Here, first, we will parse the previously downloaded textual data containing the owl profiles.

Then, in two for loops, we compare each owl species in a pairwise fashion and compute their similarity, the connection strength in our graph, by the total number of cross references between the profiles of the two species. This is emaszred by the number of times the first species is metionedin the second one’s profile, and the other way around. To build the graph, we use NetworkX.

# let's store the textual profile of each owl in the following dictionary
names_texts = {}
for name in [f for f in os.listdir(folderout) if '.DS' not in f]:
    with open(folderout + '/' + name) as myfile:
        names_texts[name] = myfile.read().split('External links')[0]

# import networkx as create an empty graph object
import networkx as nx
G = nx.Graph()

# now build the graph by pair-wise comparing each owl profile
edges = {}
for name1, text1 in names_texts.items():
    for name2, text2 in names_texts.items():

        if name1 != name2:

            weight = text1.count(name2) + text2.count(name1)
            if weight > 0:
                G.add_edge(name1, name2, weight = weight)
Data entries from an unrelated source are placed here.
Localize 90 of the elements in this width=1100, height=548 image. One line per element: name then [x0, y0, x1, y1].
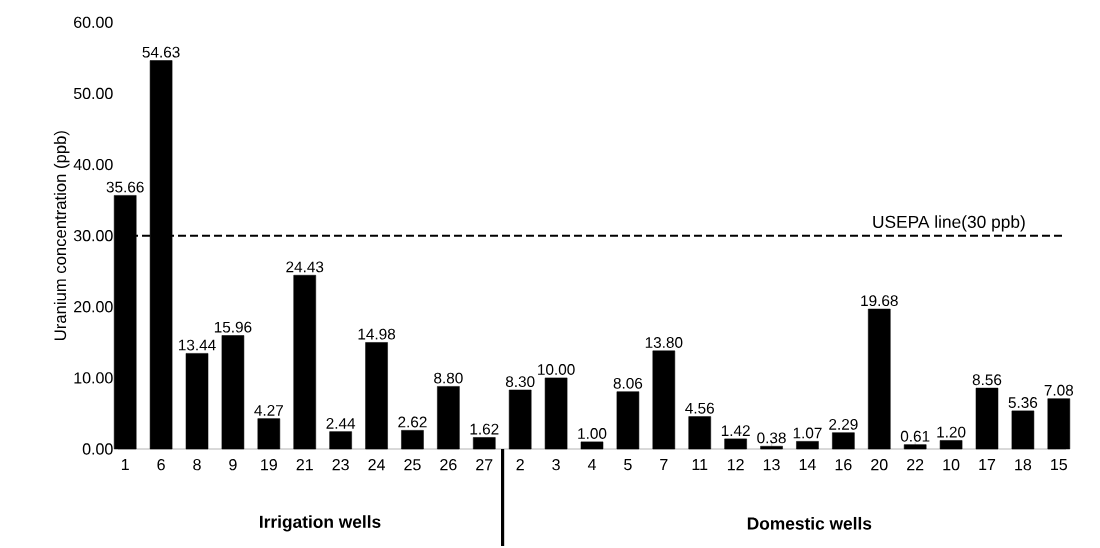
ref-line-label: USEPA line(30 ppb)	[873, 215, 1025, 232]
data-label: 7.08	[1044, 385, 1074, 396]
data-label: 2.29	[829, 419, 858, 430]
bar	[724, 438, 747, 450]
y-tick-label: 10.00	[74, 372, 113, 384]
x-tick-label: 4	[587, 459, 596, 471]
x-tick-label: 6	[157, 459, 165, 471]
text: Domestic wells	[747, 517, 872, 530]
data-label: 4.27	[254, 405, 283, 416]
bar	[760, 446, 783, 450]
data-label: 13.44	[179, 339, 216, 351]
data-label: 8.56	[972, 374, 1002, 386]
bar	[508, 389, 532, 450]
x-tick-label: 25	[404, 459, 421, 471]
data-label: 14.98	[358, 328, 396, 340]
data-label: 10.00	[538, 364, 575, 376]
bar	[544, 377, 568, 450]
y-tick-label: 0.00	[82, 443, 113, 455]
bar	[796, 441, 819, 450]
bar	[1047, 398, 1071, 450]
data-label: 4.56	[685, 402, 714, 414]
y-tick-label: 30.00	[73, 230, 113, 242]
bar	[580, 441, 604, 450]
bar	[1011, 410, 1035, 450]
bar	[293, 275, 317, 450]
bar	[473, 437, 496, 450]
data-label: 2.44	[326, 418, 356, 429]
data-label: 1.42	[721, 425, 750, 437]
y-tick-label: 50.00	[73, 87, 113, 100]
x-tick-label: 14	[799, 459, 816, 471]
x-tick-label: 23	[332, 459, 349, 471]
data-label: 5.36	[1008, 397, 1038, 409]
x-tick-label: 19	[261, 459, 277, 471]
data-label: 24.43	[286, 261, 324, 273]
x-tick-label: 8	[193, 459, 201, 471]
x-tick-label: 13	[763, 459, 780, 471]
data-label: 1.07	[793, 427, 822, 439]
bar	[652, 350, 676, 450]
data-label: 19.68	[861, 295, 898, 307]
x-tick-label: 15	[1051, 459, 1068, 471]
data-label: 8.06	[613, 378, 643, 389]
bar	[401, 430, 424, 450]
data-label: 1.62	[470, 423, 499, 435]
data-label: 15.96	[214, 321, 252, 333]
x-tick-label: 24	[368, 459, 385, 471]
bar	[903, 444, 927, 450]
data-label: 1.20	[937, 426, 966, 438]
bar	[365, 342, 388, 450]
bar	[329, 431, 352, 450]
data-label: 35.66	[106, 181, 144, 193]
bar	[868, 308, 891, 450]
data-label: 0.61	[900, 431, 930, 442]
bar	[939, 440, 963, 450]
bar	[975, 388, 999, 450]
bar	[185, 353, 209, 450]
x-tick-label: 10	[943, 459, 960, 471]
data-label: 54.63	[142, 46, 180, 58]
x-tick-label: 21	[296, 459, 313, 471]
bar	[832, 432, 855, 450]
y-tick-label: 40.00	[73, 159, 113, 171]
data-label: 8.80	[434, 372, 463, 384]
x-tick-label: 18	[1015, 459, 1032, 471]
x-tick-label: 27	[476, 459, 493, 471]
data-label: 8.30	[505, 376, 535, 388]
data-label: 1.00	[578, 428, 607, 440]
x-tick-label: 22	[907, 459, 924, 471]
y-tick-label: 60.00	[74, 16, 113, 29]
bar	[616, 391, 640, 450]
y-tick-label: 20.00	[74, 301, 113, 313]
x-tick-label: 5	[624, 459, 632, 471]
data-label: 2.62	[398, 416, 427, 428]
x-tick-label: 1	[121, 459, 129, 471]
x-tick-label: 9	[229, 459, 237, 471]
x-tick-label: 20	[871, 459, 888, 471]
x-tick-label: 12	[727, 459, 744, 471]
text: Irrigation wells	[260, 515, 381, 532]
data-label: 0.38	[757, 432, 786, 444]
x-tick-label: 2	[516, 459, 524, 471]
x-tick-label: 11	[692, 459, 708, 471]
x-tick-label: 16	[835, 459, 852, 471]
bar	[688, 416, 711, 450]
x-tick-label: 3	[552, 459, 560, 471]
data-label: 13.80	[645, 337, 683, 349]
bar	[437, 386, 460, 450]
y-axis-title: Uranium concentration (ppb)	[53, 131, 70, 341]
bar	[257, 418, 281, 450]
bar	[221, 335, 245, 450]
x-tick-label: 7	[660, 459, 668, 471]
x-tick-label: 26	[440, 459, 457, 471]
x-tick-label: 17	[979, 459, 996, 471]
# finally, let's show the size of the graph we built
print(G.number_of_nodes(), G.number_of_edges())

Next, I used Matplotlib and NetworkX to quickly visualize this graph:

import matplotlib.pyplot as plt

# Define the node size proportional to the node degree
node_sizes = [100 * nx.degree(G, node) for node in G.nodes()]

# Define the edge width proportional to the edge weight
edge_widths = [G[u][v]['weight'] for u, v in G.edges()]

# Get positions for the nodes using a force layout
pos = nx.spring_layout(G, k = 0.6)

# Draw the nodes with labels
f, ax = plt.subplots(1,1,figsize=(10,10))

nx.draw_networkx_nodes(G, pos, node_size=node_sizes, node_color='lightblue', ax = ax)
nx.draw_networkx_labels(G, pos, font_size = 5, ax = ax)

# Draw the edges with widths proportional to the weights
nx.draw_networkx_edges(G, pos, width=edge_widths, ax = ax)

ax.axis('off')

However, as graphs are drawn in Python (with just a few lines of code), this graph is quite a mess, so I gave it another shot and visualized it in Gephi (a tutorial on how to do that is coming soon). The results look like this:

The figure we got is actually quite interesting and revealing in terms of how these great owl species form larger groups – even if we are ornithologists. The largest one is centered by the Eurasian eagle owl, which mostly contains species living in Europe and Asia. We may see another larger cluster with various scops in it – it turns out scops owls are small to medium-sized owls. We also see a separate graph component with various boobooks, inhabitant owls of Australia and New Zealand, while the network cluster on the bottom right mostly contains pygmy owls typically found in forests, from topical rainforests to dry forests and mountain regions.

While by conducting this quick knowledge graph analysis, I certainly did not become an owl expert. However, I certainly learned a great deal more about owls than I knew before.

This also highlights the power of network analytics and knowledge graphs on how to quickly explore literally any domain, from science to art, from business to HR, by combining data processing and visualization and opening the space for more advanced analytical steps as well as domain-expert collaborations.